Sainsbury's to cut hundreds more management jobs

21 January 2020, 21:06

Sainsbury's are set to cut hundreds of management jobs
Sainsbury's are set to cut hundreds of management jobs. Picture: PA

Sainsbury's has announced it plans to cut hundreds more management jobs in the company's most recent shake-up.

The supermarket chain blamed the cuts on its takeover of Argos, which it bought in 2016.

Sainsbury's would not confirm the exact number of roles that would be lost, but stated it would be in the "hundreds."

The supermarket giant and Argos will integrate head office functions - across departments including commercial, retail, finance, digital, technology and human resources - in cities including London, Milton Keynes, Edinburgh, Manchester and Coventry.

Since last March, the retailer has already cut the number of senior leadership roles by more than a fifth.

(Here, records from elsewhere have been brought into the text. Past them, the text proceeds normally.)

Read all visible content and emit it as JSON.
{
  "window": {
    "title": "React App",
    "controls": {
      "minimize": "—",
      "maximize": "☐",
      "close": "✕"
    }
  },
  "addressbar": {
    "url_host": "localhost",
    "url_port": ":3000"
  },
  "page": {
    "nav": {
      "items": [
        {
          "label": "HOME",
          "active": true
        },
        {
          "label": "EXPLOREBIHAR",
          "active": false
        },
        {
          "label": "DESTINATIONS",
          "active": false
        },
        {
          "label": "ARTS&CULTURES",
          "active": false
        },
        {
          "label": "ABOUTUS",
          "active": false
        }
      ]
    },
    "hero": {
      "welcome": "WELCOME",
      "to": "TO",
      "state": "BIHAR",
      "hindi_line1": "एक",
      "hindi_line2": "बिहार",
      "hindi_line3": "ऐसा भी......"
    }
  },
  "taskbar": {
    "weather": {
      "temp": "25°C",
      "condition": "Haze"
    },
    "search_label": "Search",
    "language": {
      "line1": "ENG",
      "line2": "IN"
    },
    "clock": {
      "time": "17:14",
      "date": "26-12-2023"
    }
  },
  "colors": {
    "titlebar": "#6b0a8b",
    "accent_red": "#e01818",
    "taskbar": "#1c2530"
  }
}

Chief executive Mike Coupe told staff: "We have to adapt to continue to meet the needs of our customers now and in the future and, while change can be hard, it's also necessary.

"We already have a sense of momentum across the business and can accelerate this by streamlining our structure and responding to customer needs more quickly.

"Truly integrating our business also unlocks efficiencies that we can reinvest in the things that matter most to our customers."

Sainsbury's say the cuts are because of its takeover of Argos
Sainsbury's say the cuts are because of its takeover of Argos. Picture: PA

The firm stressed that job losses were part of previous plans to save £500 million in costs, highlighted after its failed merger with fellor supermarket Asda.

Two years ago, Sainsbury's announced plans to shake up its management team, which would put thousands of jobs at risk.

Duplicate jobs in the company have been scrapped, while it has also been forced to make savings due to a tough price war with German discounters, such as Aldi and Lidl.

The firm recently experienced falling sales over its Christmas quarter, with tough toy and video games markets offsetting a robust performance in food and clothing.

Sainsbury's saw like-for-like retail sales fall 0.7 per cent, excluding fuel, in the 15 weeks to 4 January.

Its performance was dragged lower by a 3.9 per cent fall in general merchandise sales - its worst performance since the group bought Argos.

The retailer also warned that trading is set to remain "highly competitive and promotional" in 2020, with ongoing consumer uncertainty clouding the outlook.